Business ethics is making the right choice based on all of the facts and circumstances that are available at the time. Some people argue that there is no such thing as business ethics because individuals make choices. But, functionally, that’s what it is. Most people would say, “Do the right thing.” That’s easy. But, what’s the right thing? And then the question comes down to, “What motivates a person to do something unethical?”
There are three components to unethical behavior: need, opportunity and rationalization. Here’s an example of the components: The insurance company has said to the shop owner, “If you want to be a continued recommended shop for X insurance, we’re going to tell you how much you get to charge.” This results in a need to be the recommended shop. The insurance company puts a squeeze on the shop by only paying a certain amount, but the shop owner needs to make a living. The owner can’t tell the landlord that the rent is going to have to be cut because they’re getting squeezed from the other end. The owner starts to feel this pressure of, “Oh my gosh, the people that are paying the bills are telling me how much they’re going to pay, but I don’t get to control my other expenses.”
The more pressure we feel, the greater the chance we’re going to make an unethical choice. In the meantime, they have to pay their bills, they’ve got to make a profit and they’ve got to make ends meet, which might mean they’re going to under deliver or participate in behavior, for example, that might not be the most ethical in the world, such as overestimating or using off-brand materials when you’ve promised original factory parts.
Need is always an emotional trigger. The three primary emotions that trigger need are going to be financial, relationship (for example, “I’m getting divorced so my other half might get half of my business” or DRP relationships), or health (for example, I own a successful shop, but I just got diagnosed with cancer).

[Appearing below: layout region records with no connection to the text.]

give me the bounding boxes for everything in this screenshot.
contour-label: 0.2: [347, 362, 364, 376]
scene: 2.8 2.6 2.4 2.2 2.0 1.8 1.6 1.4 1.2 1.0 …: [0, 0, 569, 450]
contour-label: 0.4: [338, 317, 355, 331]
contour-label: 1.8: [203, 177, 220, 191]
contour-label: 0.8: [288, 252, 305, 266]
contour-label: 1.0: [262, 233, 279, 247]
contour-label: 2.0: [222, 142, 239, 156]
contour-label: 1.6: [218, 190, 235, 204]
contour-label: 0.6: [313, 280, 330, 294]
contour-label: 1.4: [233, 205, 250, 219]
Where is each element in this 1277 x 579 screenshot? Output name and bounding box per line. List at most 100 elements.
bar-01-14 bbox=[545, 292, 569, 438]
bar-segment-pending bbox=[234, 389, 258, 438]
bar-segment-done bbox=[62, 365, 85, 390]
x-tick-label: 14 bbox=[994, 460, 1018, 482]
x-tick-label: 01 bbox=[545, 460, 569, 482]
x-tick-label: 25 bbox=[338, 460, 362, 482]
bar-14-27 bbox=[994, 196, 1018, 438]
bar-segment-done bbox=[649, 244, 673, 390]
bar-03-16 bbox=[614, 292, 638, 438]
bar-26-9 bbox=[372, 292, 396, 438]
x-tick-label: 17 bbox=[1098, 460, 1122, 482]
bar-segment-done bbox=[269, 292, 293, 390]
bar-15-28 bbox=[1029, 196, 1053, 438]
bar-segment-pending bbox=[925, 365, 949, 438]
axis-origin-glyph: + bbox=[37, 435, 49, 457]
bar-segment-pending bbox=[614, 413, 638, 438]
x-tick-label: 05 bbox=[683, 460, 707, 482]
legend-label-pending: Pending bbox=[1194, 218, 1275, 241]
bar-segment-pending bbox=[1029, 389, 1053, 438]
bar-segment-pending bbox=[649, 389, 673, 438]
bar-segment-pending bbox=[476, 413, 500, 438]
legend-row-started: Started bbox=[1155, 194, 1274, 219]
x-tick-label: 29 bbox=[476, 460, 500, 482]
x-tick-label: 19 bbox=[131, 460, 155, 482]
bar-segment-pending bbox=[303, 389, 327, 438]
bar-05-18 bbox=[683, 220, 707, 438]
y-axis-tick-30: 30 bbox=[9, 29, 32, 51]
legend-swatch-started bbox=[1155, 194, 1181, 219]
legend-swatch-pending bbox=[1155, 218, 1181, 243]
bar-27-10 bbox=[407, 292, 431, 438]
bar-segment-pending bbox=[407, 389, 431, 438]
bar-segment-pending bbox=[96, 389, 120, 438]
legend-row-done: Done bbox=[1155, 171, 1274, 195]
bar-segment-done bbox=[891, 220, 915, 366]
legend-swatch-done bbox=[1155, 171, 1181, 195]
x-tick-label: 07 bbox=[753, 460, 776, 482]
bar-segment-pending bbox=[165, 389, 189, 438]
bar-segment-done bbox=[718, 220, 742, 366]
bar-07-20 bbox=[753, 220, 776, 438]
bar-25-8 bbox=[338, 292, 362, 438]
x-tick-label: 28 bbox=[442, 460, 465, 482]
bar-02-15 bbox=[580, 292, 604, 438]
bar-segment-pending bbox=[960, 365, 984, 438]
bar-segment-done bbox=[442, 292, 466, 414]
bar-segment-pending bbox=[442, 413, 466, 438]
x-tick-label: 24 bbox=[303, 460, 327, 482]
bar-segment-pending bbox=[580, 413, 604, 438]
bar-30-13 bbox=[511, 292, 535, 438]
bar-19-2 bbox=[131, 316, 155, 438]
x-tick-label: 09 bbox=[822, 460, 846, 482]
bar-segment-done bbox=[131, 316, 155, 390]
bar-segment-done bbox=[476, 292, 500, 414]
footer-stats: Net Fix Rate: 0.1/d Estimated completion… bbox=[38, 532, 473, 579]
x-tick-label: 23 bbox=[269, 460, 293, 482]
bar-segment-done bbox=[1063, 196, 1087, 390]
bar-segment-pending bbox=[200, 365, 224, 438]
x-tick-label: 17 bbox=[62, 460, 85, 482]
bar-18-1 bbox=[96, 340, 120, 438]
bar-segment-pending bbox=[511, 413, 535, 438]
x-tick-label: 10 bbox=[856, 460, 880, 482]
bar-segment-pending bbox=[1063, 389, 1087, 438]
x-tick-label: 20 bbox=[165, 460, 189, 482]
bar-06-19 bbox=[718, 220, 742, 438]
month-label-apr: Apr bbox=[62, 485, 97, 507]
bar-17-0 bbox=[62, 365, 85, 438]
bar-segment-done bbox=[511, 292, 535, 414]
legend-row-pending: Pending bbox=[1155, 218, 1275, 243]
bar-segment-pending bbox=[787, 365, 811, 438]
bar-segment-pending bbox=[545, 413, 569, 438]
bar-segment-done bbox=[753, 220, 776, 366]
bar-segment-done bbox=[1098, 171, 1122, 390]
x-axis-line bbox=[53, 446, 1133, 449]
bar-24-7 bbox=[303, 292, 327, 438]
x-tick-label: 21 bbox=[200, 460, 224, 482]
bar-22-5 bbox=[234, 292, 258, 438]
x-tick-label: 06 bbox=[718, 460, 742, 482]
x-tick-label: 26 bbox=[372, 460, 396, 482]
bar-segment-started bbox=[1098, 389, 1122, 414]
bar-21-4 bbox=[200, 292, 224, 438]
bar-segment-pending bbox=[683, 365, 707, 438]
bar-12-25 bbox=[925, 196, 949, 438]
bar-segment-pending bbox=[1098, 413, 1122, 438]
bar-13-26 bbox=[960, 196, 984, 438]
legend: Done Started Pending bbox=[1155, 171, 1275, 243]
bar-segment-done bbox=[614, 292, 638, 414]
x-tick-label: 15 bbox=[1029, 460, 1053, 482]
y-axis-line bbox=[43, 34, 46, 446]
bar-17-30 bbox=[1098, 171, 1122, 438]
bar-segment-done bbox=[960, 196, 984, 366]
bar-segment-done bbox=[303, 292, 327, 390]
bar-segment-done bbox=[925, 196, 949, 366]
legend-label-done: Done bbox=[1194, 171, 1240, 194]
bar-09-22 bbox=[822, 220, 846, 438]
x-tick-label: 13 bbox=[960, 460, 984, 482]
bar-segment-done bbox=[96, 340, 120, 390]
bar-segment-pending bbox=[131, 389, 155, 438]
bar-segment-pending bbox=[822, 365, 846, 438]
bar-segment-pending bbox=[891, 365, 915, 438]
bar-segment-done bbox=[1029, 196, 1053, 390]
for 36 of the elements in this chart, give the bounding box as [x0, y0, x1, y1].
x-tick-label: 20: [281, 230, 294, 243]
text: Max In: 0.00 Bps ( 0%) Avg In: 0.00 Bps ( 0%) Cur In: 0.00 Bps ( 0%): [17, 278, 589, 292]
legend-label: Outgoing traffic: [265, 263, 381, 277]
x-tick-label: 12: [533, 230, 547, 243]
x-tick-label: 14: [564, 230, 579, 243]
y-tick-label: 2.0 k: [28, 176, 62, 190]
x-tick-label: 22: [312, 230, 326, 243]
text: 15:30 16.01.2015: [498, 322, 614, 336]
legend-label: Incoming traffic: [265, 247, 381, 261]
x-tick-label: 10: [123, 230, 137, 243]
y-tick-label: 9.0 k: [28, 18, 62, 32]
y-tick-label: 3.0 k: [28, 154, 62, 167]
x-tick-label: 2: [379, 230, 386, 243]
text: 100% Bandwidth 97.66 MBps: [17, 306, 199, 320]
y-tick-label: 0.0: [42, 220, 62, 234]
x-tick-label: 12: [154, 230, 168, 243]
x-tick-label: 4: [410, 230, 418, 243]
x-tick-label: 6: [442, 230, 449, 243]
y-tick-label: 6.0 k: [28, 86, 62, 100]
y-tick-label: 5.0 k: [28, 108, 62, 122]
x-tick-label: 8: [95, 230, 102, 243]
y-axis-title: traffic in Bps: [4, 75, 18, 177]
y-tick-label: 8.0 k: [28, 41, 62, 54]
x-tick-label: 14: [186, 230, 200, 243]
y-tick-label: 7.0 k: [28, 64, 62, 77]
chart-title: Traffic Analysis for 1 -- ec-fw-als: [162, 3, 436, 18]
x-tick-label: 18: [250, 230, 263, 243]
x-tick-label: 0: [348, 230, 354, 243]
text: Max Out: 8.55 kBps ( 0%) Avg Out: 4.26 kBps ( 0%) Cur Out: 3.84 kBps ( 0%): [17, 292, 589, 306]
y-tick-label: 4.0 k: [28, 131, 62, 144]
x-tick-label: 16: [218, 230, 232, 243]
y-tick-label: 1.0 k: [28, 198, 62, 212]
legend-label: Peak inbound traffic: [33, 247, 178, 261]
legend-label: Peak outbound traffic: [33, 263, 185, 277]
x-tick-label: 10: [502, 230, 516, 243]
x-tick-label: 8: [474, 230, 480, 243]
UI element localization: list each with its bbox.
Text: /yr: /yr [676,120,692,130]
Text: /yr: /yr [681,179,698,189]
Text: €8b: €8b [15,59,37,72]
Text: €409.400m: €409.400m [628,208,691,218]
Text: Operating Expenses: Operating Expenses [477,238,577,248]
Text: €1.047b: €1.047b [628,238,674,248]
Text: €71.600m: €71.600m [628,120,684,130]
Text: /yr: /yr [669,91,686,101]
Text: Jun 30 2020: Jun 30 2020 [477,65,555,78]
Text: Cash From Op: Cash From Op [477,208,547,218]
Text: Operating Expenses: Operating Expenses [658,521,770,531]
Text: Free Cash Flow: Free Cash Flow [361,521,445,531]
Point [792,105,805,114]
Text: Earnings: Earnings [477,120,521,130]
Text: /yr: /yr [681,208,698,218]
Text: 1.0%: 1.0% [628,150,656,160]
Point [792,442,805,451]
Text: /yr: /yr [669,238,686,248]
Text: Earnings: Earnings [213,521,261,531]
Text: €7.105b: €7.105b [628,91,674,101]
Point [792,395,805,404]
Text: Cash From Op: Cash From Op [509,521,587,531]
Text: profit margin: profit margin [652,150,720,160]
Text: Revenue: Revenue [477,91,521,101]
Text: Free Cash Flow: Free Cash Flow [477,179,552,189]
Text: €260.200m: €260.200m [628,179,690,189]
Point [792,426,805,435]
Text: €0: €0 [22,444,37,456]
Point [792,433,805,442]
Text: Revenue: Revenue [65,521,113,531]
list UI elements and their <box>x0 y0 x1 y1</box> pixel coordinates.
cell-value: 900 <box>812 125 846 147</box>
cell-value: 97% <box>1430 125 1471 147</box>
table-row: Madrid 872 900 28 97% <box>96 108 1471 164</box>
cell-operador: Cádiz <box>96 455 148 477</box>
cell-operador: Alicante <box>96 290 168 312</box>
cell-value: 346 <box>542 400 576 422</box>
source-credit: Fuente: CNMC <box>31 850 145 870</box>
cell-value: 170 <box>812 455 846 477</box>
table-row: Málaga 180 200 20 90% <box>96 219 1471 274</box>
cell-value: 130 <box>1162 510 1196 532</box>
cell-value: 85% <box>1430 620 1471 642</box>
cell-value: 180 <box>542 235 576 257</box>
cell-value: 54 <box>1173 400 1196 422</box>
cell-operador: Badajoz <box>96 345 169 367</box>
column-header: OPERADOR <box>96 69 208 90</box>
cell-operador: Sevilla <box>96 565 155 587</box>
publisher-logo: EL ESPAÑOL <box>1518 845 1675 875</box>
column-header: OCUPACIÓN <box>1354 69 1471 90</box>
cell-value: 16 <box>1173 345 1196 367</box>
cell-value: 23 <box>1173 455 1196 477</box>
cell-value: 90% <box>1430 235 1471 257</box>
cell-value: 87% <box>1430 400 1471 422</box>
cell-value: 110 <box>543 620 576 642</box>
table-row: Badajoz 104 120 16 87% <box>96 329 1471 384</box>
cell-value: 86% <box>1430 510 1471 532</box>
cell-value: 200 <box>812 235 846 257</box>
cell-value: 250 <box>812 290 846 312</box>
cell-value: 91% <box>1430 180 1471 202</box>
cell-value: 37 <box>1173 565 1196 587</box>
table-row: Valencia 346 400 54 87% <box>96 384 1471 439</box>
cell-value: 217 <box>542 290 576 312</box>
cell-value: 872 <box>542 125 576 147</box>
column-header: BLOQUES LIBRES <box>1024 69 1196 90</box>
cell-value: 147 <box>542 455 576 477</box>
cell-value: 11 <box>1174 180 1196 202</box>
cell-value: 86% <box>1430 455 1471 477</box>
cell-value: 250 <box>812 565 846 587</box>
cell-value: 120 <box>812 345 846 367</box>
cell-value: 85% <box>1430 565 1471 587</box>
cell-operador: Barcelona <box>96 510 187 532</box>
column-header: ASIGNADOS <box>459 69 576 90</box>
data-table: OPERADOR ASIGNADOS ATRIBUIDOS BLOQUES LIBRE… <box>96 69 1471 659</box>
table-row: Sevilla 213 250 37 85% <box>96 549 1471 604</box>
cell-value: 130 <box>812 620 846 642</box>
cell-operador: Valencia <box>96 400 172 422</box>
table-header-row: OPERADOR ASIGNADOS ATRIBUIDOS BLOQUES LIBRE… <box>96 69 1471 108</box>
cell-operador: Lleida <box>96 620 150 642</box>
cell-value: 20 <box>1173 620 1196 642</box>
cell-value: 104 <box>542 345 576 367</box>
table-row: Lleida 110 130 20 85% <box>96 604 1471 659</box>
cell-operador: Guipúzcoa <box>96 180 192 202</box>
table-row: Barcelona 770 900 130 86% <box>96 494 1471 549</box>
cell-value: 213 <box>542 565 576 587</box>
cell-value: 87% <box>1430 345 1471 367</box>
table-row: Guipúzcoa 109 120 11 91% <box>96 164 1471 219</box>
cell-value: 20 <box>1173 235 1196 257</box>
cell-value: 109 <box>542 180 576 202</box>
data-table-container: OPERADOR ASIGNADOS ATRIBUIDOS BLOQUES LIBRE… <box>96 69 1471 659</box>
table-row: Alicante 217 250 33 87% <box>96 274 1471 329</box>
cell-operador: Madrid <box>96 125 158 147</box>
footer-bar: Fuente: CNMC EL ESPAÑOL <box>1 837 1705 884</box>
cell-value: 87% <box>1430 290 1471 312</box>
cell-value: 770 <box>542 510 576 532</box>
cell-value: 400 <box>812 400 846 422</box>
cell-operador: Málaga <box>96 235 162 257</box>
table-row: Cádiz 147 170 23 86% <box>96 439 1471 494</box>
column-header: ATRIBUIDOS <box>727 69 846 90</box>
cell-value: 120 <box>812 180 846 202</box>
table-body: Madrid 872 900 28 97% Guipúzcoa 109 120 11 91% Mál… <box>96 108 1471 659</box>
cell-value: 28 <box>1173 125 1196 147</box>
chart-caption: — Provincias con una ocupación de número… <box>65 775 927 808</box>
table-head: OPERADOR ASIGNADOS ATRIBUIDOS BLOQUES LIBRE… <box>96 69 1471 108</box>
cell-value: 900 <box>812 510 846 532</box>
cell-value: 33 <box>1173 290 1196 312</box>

The rationalization is, “Well, they’re putting the squeeze on me, therefore I have to do X. After all, everybody does it.” When you start to rationalize behavior, you begin to convince yourself that it’s OK. If you ask people, “How many of you would voluntarily choose to do something unethical?” Most people would say “No, I wouldn’t do that.”
But think about it this way: Most people, when driving on the highway, have exceeded the speed limit by 5–10 miles per hour. This is technically voluntarily breaking the law, but in our minds, we can justify this behavior, which makes it OK. That’s why unethical behavior is not always black or white.
If you are aware that this is how a decision is made—that there’s need, opportunity and rationalization at play—then you can better prevent unethical decision making in your shop. Do the following: Look out for signs of need, such as if an employee says their wife left them or they were diagnosed with an illness. If there is a need, it doesn’t mean that people will be bad, but it does mean that you need to be aware of removing opportunities for unethical behavior. As a business owner, there are plenty of ways to remove opportunities. For example, don’t let someone have responsibility for cash unless someone else is observing.
The more you talk about the significance of ethics and ethical behavior, the more your employees will understand that this is important. The more that takes place, the greater probability your employees are going to naturally do the right thing.